Heart to Heart

This may be the most difficult post I’ll ever write. Partly because I’m forcing myself to be vulnerable and honest with y’all. But mostly because I’m having to be honest with myself. And that’s the really scary part.

Recently, I received an invitation from a Kidd’s Kids mom to attend the American Heart Association’s Dallas GO RED luncheon. So of course, I proudly put on my red dress and those fabulous Valentino shoes (that I NEVER wear because they just freaking hurt!) and headed to downtown Dallas.

Let me just say that the Omni Hotel is beautiful! The space was stunning, the women were stunning and obviously, it’s a pretty stunning cause! The event also honors my sorority, Alpha Phi, whose philanthropy is heart care. So it was a win-win for me!

The guest speaker was the incredible Lori Greiner (from Shark Tank) and as we ate chicken picatta and sipped champagne, I felt a wave of sadness and guilt come over me. Sadness because of the obvious, my dad dying of heart disease. And guilt because I think it was the first time I acknowledged that he actually died of heart disease.  It is very easy to focus on the fact that my dad is gone and ignore the reason he is gone. Honestly, I’m still in denial. Secretly, I think he is in Hawaii drinking Mai Tai’s and playing golf every day. But it’s time. Time for me to come back down and realize that he’s not. And acknowledge that he died of something that honestly, may have been prevented.

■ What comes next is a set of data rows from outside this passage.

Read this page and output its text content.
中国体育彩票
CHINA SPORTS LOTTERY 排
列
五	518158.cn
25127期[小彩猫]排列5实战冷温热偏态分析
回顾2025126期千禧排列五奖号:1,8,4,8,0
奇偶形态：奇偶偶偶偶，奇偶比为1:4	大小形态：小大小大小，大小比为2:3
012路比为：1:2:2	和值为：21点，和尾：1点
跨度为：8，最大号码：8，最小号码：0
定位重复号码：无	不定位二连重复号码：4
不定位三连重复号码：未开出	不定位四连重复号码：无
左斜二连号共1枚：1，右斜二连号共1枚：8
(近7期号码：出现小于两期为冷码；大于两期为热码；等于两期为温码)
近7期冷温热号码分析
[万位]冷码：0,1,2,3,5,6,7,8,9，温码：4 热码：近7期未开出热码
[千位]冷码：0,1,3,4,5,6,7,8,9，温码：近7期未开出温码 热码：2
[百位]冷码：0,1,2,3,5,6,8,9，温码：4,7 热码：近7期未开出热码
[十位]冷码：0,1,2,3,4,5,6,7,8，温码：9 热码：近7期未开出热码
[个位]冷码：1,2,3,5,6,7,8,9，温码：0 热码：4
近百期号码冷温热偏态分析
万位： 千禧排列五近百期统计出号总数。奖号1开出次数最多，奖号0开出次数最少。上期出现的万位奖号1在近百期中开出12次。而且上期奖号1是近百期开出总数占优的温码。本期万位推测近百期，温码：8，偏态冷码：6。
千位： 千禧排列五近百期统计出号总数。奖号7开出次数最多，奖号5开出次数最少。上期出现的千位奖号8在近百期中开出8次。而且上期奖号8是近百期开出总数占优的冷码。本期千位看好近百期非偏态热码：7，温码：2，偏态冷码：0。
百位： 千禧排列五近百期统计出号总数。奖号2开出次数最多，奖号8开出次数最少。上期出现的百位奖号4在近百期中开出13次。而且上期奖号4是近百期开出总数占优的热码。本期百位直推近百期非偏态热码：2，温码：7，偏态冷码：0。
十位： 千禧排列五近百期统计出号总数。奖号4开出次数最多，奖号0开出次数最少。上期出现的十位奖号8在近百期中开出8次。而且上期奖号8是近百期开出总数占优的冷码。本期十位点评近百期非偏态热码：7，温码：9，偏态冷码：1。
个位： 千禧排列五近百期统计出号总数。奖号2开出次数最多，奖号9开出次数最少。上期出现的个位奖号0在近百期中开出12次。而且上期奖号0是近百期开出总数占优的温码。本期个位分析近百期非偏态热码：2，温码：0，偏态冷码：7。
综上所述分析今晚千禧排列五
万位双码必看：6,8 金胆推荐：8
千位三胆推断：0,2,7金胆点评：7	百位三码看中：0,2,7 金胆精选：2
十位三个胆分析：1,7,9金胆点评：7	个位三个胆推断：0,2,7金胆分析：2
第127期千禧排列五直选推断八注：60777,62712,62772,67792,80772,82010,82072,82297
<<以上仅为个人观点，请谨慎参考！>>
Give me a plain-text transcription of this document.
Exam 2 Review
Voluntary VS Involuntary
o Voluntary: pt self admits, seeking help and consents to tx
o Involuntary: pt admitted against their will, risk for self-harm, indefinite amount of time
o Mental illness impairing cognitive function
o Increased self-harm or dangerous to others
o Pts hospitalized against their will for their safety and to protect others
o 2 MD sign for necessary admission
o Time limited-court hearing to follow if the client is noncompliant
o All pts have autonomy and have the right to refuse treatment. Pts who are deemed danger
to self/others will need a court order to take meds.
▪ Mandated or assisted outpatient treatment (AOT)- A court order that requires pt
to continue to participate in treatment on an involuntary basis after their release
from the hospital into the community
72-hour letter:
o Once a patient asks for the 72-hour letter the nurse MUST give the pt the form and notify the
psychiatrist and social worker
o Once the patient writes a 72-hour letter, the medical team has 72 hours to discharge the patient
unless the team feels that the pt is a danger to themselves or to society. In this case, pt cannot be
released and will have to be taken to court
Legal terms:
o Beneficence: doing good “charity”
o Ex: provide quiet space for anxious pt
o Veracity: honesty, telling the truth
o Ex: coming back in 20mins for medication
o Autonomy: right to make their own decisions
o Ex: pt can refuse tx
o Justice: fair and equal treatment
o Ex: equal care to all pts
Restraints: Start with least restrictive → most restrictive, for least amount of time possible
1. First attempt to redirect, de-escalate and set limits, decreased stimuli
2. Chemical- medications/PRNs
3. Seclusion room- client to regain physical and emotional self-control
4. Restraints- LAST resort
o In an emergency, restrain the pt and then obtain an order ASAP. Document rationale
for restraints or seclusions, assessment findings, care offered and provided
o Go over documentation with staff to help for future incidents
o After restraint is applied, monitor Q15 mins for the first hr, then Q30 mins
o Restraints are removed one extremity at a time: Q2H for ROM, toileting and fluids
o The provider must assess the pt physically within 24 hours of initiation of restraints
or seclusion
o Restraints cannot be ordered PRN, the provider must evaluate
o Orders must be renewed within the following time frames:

During the luncheon, they showed a video of a woman who’d had a heart attack. This mom of 3, in her late 30s was extremely composed sharing her story … Until she started talking about her kids. When she talked about the need to be alive for her three kids, I started to get teary. I know my dad didn’t want to leave me alone at 23 years old with my whole life ahead of me.
He was always the talented, entrepreneur, fire-pit but to be honest, he was always burned out. He went to work super early and for too many hours and then came home to be a family man. He burned the candle at both ends to provide for my mom and I and to accomplish his dreams.

This is a message to all the moms and dads, the sisters and brothers, and the aunts and uncles out there. You MUST take care of yourself so that you can take care of others. You know how when you’re on an airplane and the flight attendant tells you to put on your oxygen mask before the people with you. If you don’t have that “air”, you can’t take care of others.

I’m not trying to turn this into a PSA. But I do want to share what I learned. 1 in 3 women die of heart disease every year. That means that 3 of the women sitting at my table could die of heart disease. And because I have a family history, it’s likely that I could be one of them. Talk about jarring. It made me realize that I don’t want to be like my father and have my life end way before it should. I want to live a long life, help people, write these blogs and drink red wine (it’s heart healthy so it’s okay!)

So do me a favor. Take care of yourself. It’s the best gift you can give.